The strategy would need the Kremlin to lift Gazprom's exclusive export rights and might then involve Novatek recruiting a Chinese partner to help develop its liquefied natural gas (LNG) project in northwest Siberia's Yamal peninsula.
Timchenko said that powerful energy trader Gunvor, already a big player in LNG, may also handle output from Yamal and advance further cooperation with Chinese companies in other markets.
"We are not stepping on Gazprom's toes. But I think we may participate (in export) where Gazprom is not present," Timchenko, who as a long-standing ally of President Vladimir Putin may have the clout to challenge Gazprom, told reporters.
Gazprom is trying to shift more of its exports eastward and Timchenko's Asian plans are likely to lead to rivalry as Russia, the world's second biggest gas producer after the United States, seeks to diversify away from Europe where a weak economy is limiting gas demand.
Novatek is Russia's No.2 gas producer after Gazprom and is majority-owned by Timchenko and chief executive Leonid Mikhelson.
The $20-billion Yamal LNG plant it is building is set to become Russia's second such operation after Gazprom's Sakhalin-2, based on an island off Russia's Pacific coast, which currently supplies some liquefied gas to Asia.
Gazprom, the world's largest producer of conventional gas, is also negotiating a contract to supply China with gas via a pipeline that has yet to be built.
A source told Reuters last week China's Sinopec is negotiating to join Novatek's project, which is planned to launch by 2017 with capacity to produce up to 17 million tonnes of LNG per year.

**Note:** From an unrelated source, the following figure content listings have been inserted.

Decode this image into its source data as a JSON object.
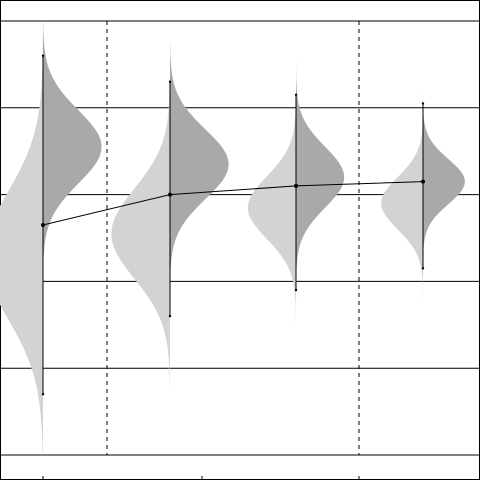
{
  "chart_data": {
    "type": "violin",
    "title": "",
    "xlabel": "",
    "ylabel": "",
    "categories": [
      "",
      "",
      "",
      ""
    ],
    "ylim": [
      0,
      5
    ],
    "grid": {
      "horizontal": true,
      "vertical": true,
      "vertical_style": "dashed"
    },
    "colors": {
      "left_half": "#d3d3d3",
      "right_half": "#a9a9a9",
      "line": "#000000",
      "grid": "#000000"
    },
    "violins": [
      {
        "left_mean": 2.3,
        "left_sd": 0.72,
        "right_mean": 3.55,
        "right_sd": 0.42,
        "height": 140,
        "ylow": 0.0,
        "yhigh": 5.0
      },
      {
        "left_mean": 2.55,
        "left_sd": 0.52,
        "right_mean": 3.35,
        "right_sd": 0.4,
        "height": 140,
        "ylow": 0.8,
        "yhigh": 4.75
      },
      {
        "left_mean": 2.85,
        "left_sd": 0.36,
        "right_mean": 3.2,
        "right_sd": 0.35,
        "height": 115,
        "ylow": 1.35,
        "yhigh": 4.65
      },
      {
        "left_mean": 2.9,
        "left_sd": 0.3,
        "right_mean": 3.15,
        "right_sd": 0.26,
        "height": 100,
        "ylow": 1.4,
        "yhigh": 4.4
      }
    ],
    "means": [
      2.65,
      3.0,
      3.1,
      3.15
    ],
    "errorbars": [
      {
        "low": 0.7,
        "high": 4.6
      },
      {
        "low": 1.6,
        "high": 4.3
      },
      {
        "low": 1.9,
        "high": 4.15
      },
      {
        "low": 2.15,
        "high": 4.05
      }
    ]
  }
}
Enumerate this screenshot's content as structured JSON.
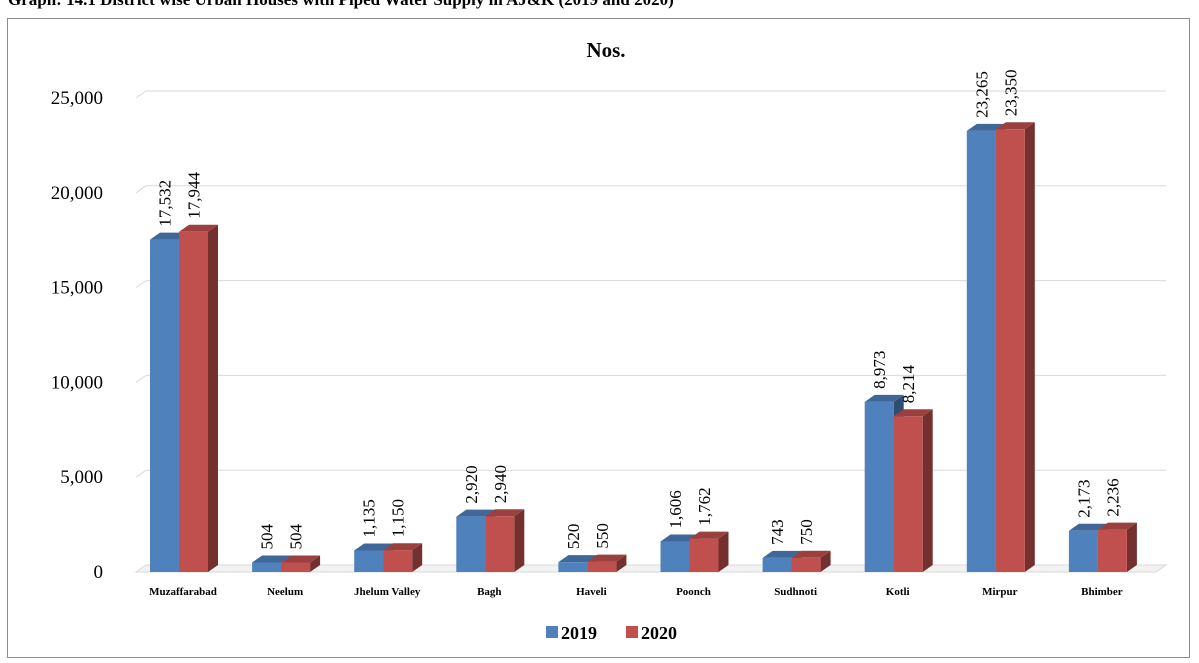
{
  "caption": "Graph: 14.1 District wise Urban Houses with Piped Water Supply in AJ&K (2019 and 2020)",
  "chart_data": {
    "type": "bar",
    "title": "Nos.",
    "xlabel": "",
    "ylabel": "",
    "ylim": [
      0,
      25000
    ],
    "y_ticks": [
      "0",
      "5,000",
      "10,000",
      "15,000",
      "20,000",
      "25,000"
    ],
    "y_tick_values": [
      0,
      5000,
      10000,
      15000,
      20000,
      25000
    ],
    "grid": true,
    "legend_position": "bottom",
    "categories": [
      "Muzaffarabad",
      "Neelum",
      "Jhelum Valley",
      "Bagh",
      "Haveli",
      "Poonch",
      "Sudhnoti",
      "Kotli",
      "Mirpur",
      "Bhimber"
    ],
    "series": [
      {
        "name": "2019",
        "color": "#4f81bd",
        "values": [
          17532,
          504,
          1135,
          2920,
          520,
          1606,
          743,
          8973,
          23265,
          2173
        ],
        "labels": [
          "17,532",
          "504",
          "1,135",
          "2,920",
          "520",
          "1,606",
          "743",
          "8,973",
          "23,265",
          "2,173"
        ]
      },
      {
        "name": "2020",
        "color": "#c0504d",
        "values": [
          17944,
          504,
          1150,
          2940,
          550,
          1762,
          750,
          8214,
          23350,
          2236
        ],
        "labels": [
          "17,944",
          "504",
          "1,150",
          "2,940",
          "550",
          "1,762",
          "750",
          "8,214",
          "23,350",
          "2,236"
        ]
      }
    ]
  }
}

Expanding on the potential role for Gunvor, in which he is co-owner, Timchenko said:
"We plan to set up joint ventures, Gunvor and Chinese companies. We plan to work together, we have good synergy opportunities if we join forces in certain parts of the world."
"We are looking at how we can work with Chinese companies in third countries, not necessarily in Russia or China," he added.

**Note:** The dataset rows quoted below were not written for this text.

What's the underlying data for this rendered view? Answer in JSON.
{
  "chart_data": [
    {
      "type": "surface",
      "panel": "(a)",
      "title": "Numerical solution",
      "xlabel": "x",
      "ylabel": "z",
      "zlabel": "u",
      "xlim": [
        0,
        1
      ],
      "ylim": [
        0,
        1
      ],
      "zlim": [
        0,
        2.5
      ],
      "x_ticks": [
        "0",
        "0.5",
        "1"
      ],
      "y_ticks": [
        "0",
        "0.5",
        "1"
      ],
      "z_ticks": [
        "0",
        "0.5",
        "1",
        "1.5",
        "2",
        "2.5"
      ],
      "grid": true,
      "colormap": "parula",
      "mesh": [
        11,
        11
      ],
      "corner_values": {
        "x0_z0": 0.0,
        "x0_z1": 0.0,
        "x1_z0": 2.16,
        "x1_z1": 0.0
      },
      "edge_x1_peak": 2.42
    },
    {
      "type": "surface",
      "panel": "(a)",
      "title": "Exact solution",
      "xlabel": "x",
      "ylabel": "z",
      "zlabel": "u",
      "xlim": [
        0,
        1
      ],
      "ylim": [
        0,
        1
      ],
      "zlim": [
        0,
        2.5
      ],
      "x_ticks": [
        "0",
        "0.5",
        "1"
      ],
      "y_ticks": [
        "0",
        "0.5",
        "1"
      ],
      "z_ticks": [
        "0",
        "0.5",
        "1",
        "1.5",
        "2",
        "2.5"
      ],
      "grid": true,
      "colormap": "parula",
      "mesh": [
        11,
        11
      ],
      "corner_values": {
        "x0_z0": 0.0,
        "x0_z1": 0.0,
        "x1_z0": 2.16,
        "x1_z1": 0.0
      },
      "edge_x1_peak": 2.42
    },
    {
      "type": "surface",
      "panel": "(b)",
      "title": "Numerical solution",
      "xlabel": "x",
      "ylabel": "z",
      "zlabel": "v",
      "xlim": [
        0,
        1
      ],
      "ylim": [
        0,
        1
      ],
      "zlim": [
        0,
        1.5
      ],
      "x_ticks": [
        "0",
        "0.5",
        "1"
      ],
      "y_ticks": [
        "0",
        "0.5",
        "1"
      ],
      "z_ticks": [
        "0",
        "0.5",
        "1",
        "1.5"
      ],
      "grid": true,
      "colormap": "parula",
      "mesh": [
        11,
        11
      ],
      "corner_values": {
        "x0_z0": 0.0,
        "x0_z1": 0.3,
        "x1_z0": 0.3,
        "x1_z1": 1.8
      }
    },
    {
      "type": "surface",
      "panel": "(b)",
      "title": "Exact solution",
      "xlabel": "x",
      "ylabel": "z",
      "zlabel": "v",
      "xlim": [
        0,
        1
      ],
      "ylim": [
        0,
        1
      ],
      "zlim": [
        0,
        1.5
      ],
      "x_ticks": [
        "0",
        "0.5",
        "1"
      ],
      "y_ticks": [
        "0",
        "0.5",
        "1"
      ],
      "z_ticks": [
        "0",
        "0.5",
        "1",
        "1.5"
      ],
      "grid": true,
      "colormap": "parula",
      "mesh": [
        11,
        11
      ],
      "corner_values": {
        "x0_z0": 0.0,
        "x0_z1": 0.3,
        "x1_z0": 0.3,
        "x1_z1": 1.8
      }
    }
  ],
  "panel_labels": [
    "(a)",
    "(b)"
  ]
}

Gunvor has long dominated trade of Russian oil but has significantly cut its exposure over the past year. It has bought coal assets in Russia and the United States, two refineries in Europe and built new storage capacity over the past few years.

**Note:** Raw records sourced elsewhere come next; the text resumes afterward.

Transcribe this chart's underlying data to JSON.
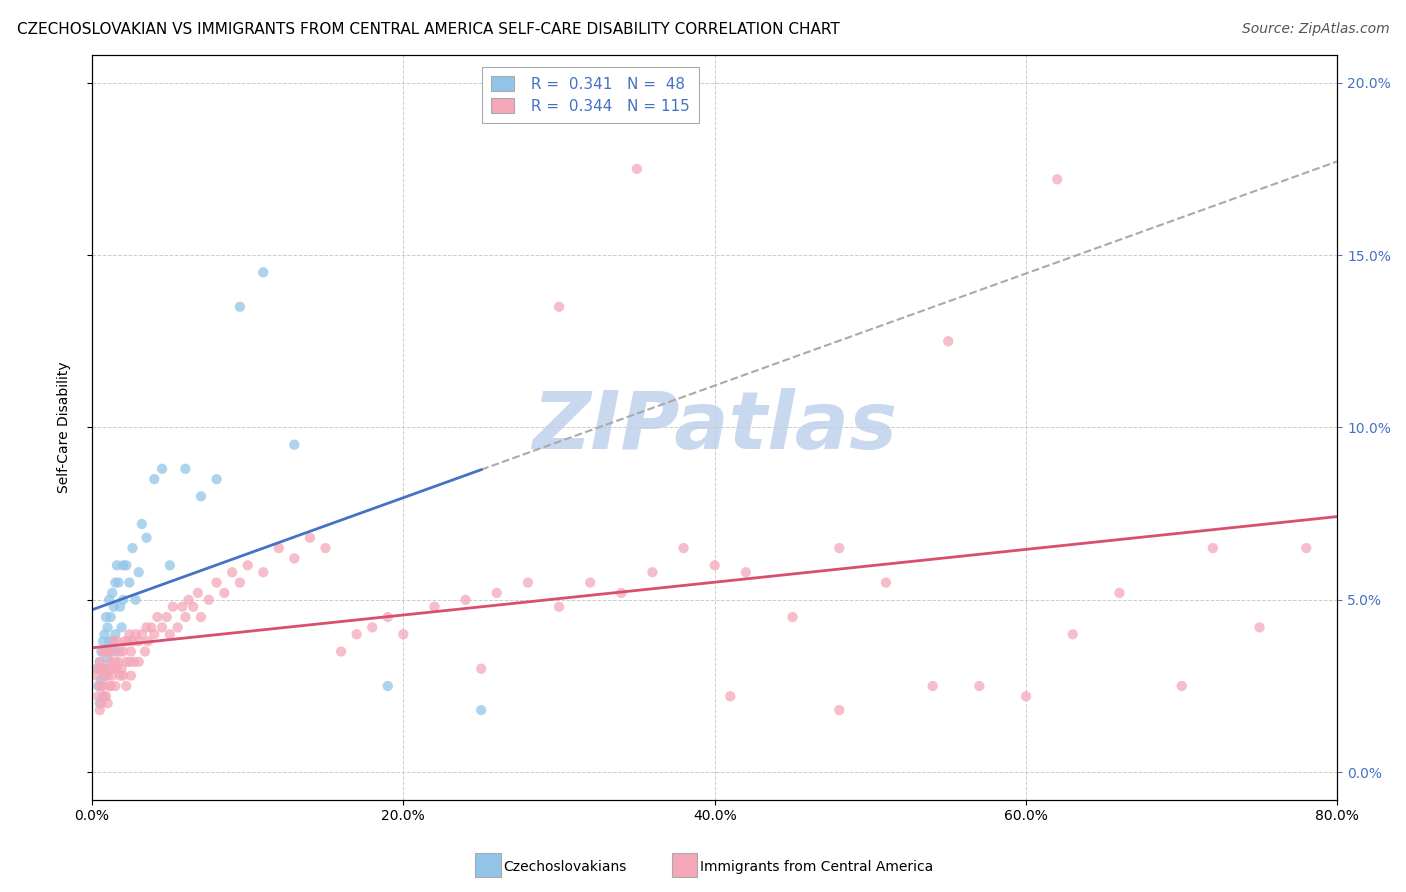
{
  "title": "CZECHOSLOVAKIAN VS IMMIGRANTS FROM CENTRAL AMERICA SELF-CARE DISABILITY CORRELATION CHART",
  "source": "Source: ZipAtlas.com",
  "xlim": [
    0.0,
    0.8
  ],
  "ylim": [
    -0.008,
    0.208
  ],
  "ylabel": "Self-Care Disability",
  "legend_label1": "Czechoslovakians",
  "legend_label2": "Immigrants from Central America",
  "R1": "0.341",
  "N1": "48",
  "R2": "0.344",
  "N2": "115",
  "color_blue": "#92C5E8",
  "color_pink": "#F4A7B9",
  "color_blue_line": "#4472C4",
  "color_pink_line": "#D94F6E",
  "color_dashed": "#AAAAAA",
  "background_color": "#FFFFFF",
  "watermark_text": "ZIPatlas",
  "watermark_color": "#C8D8EE",
  "title_fontsize": 11,
  "source_fontsize": 10,
  "axis_label_fontsize": 10,
  "tick_fontsize": 10,
  "legend_fontsize": 11,
  "right_tick_color": "#4472C4",
  "blue_scatter_x": [
    0.003,
    0.004,
    0.005,
    0.005,
    0.006,
    0.006,
    0.007,
    0.007,
    0.008,
    0.008,
    0.009,
    0.009,
    0.01,
    0.01,
    0.011,
    0.011,
    0.012,
    0.012,
    0.013,
    0.013,
    0.014,
    0.015,
    0.015,
    0.016,
    0.016,
    0.017,
    0.018,
    0.019,
    0.02,
    0.02,
    0.022,
    0.024,
    0.026,
    0.028,
    0.03,
    0.032,
    0.035,
    0.04,
    0.045,
    0.05,
    0.06,
    0.07,
    0.08,
    0.095,
    0.11,
    0.13,
    0.19,
    0.25
  ],
  "blue_scatter_y": [
    0.03,
    0.025,
    0.032,
    0.02,
    0.035,
    0.027,
    0.038,
    0.022,
    0.04,
    0.03,
    0.045,
    0.028,
    0.042,
    0.033,
    0.038,
    0.05,
    0.045,
    0.035,
    0.052,
    0.038,
    0.048,
    0.055,
    0.04,
    0.06,
    0.035,
    0.055,
    0.048,
    0.042,
    0.06,
    0.05,
    0.06,
    0.055,
    0.065,
    0.05,
    0.058,
    0.072,
    0.068,
    0.085,
    0.088,
    0.06,
    0.088,
    0.08,
    0.085,
    0.135,
    0.145,
    0.095,
    0.025,
    0.018
  ],
  "pink_scatter_x": [
    0.003,
    0.004,
    0.004,
    0.005,
    0.005,
    0.005,
    0.006,
    0.006,
    0.006,
    0.007,
    0.007,
    0.007,
    0.008,
    0.008,
    0.008,
    0.009,
    0.009,
    0.01,
    0.01,
    0.01,
    0.011,
    0.011,
    0.012,
    0.012,
    0.013,
    0.013,
    0.014,
    0.014,
    0.015,
    0.015,
    0.016,
    0.016,
    0.017,
    0.018,
    0.018,
    0.019,
    0.02,
    0.02,
    0.021,
    0.022,
    0.022,
    0.023,
    0.024,
    0.024,
    0.025,
    0.025,
    0.026,
    0.027,
    0.028,
    0.03,
    0.03,
    0.032,
    0.034,
    0.035,
    0.036,
    0.038,
    0.04,
    0.042,
    0.045,
    0.048,
    0.05,
    0.052,
    0.055,
    0.058,
    0.06,
    0.062,
    0.065,
    0.068,
    0.07,
    0.075,
    0.08,
    0.085,
    0.09,
    0.095,
    0.1,
    0.11,
    0.12,
    0.13,
    0.14,
    0.15,
    0.16,
    0.17,
    0.18,
    0.19,
    0.2,
    0.22,
    0.24,
    0.26,
    0.28,
    0.3,
    0.32,
    0.34,
    0.36,
    0.38,
    0.4,
    0.42,
    0.45,
    0.48,
    0.51,
    0.54,
    0.57,
    0.6,
    0.63,
    0.66,
    0.7,
    0.72,
    0.75,
    0.78,
    0.62,
    0.55,
    0.48,
    0.41,
    0.35,
    0.3,
    0.25
  ],
  "pink_scatter_y": [
    0.028,
    0.022,
    0.03,
    0.025,
    0.018,
    0.032,
    0.025,
    0.03,
    0.02,
    0.03,
    0.025,
    0.035,
    0.022,
    0.028,
    0.035,
    0.03,
    0.022,
    0.028,
    0.035,
    0.02,
    0.03,
    0.025,
    0.032,
    0.025,
    0.035,
    0.028,
    0.03,
    0.038,
    0.032,
    0.025,
    0.03,
    0.038,
    0.032,
    0.028,
    0.035,
    0.03,
    0.035,
    0.028,
    0.038,
    0.032,
    0.025,
    0.038,
    0.032,
    0.04,
    0.035,
    0.028,
    0.038,
    0.032,
    0.04,
    0.038,
    0.032,
    0.04,
    0.035,
    0.042,
    0.038,
    0.042,
    0.04,
    0.045,
    0.042,
    0.045,
    0.04,
    0.048,
    0.042,
    0.048,
    0.045,
    0.05,
    0.048,
    0.052,
    0.045,
    0.05,
    0.055,
    0.052,
    0.058,
    0.055,
    0.06,
    0.058,
    0.065,
    0.062,
    0.068,
    0.065,
    0.035,
    0.04,
    0.042,
    0.045,
    0.04,
    0.048,
    0.05,
    0.052,
    0.055,
    0.048,
    0.055,
    0.052,
    0.058,
    0.065,
    0.06,
    0.058,
    0.045,
    0.065,
    0.055,
    0.025,
    0.025,
    0.022,
    0.04,
    0.052,
    0.025,
    0.065,
    0.042,
    0.065,
    0.172,
    0.125,
    0.018,
    0.022,
    0.175,
    0.135,
    0.03
  ]
}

State oil major Rosneft also harbours plans to set up an LNG plant in Russia's Far East with ExxonMobil and has also been lobbying for the rights to ship LNG abroad.
Timchenko began to appear in public only last year. On Thursday the silver-haired businessman, dressed in a dark blue suit and surrounded by top executives of petrochemical, construction and shipping businesses, spoke for almost an hour.
He played down talk of disagreements with Rosneft CEO Igor Sechin, also a powerful ally of Putin. He said Gunvor had stopped winning the oil company's contracts because they were too expensive and not due to any rift with Sechin.
"I've met Igor Ivanovich yesterday and if there were photographers they would have seen us smiling... Crude prices being offered at tenders don't suit us. We can buy it cheaper at other places in the world," he said.
Timchenko said Rosneft, which became the world's largest traded oil company after acquiring TNK-BP earlier this year from BP and a group of Soviet-born tycoons, had invited Gunvor to back the $55-billion deal with cash in exchange for supplies.
"He (Rosneft CEO) was offering us to participate in financing, to make an advance payment worth billions but we don't have financial resources yet to make such an advance," he said.
To acquire TNK-BP, which pumps around 1.5 million barrels per day of oil, Rosneft had to borrow up to $40 billion, mostly from Western banks.
It has covered immediate needs by lining up a syndicated loan as well as $10 billion in financing from traders Vitol and Glencore.
Timchenko added that Gunvor still deals with Rosneft on oil products and hopes "things will click into place" after a while.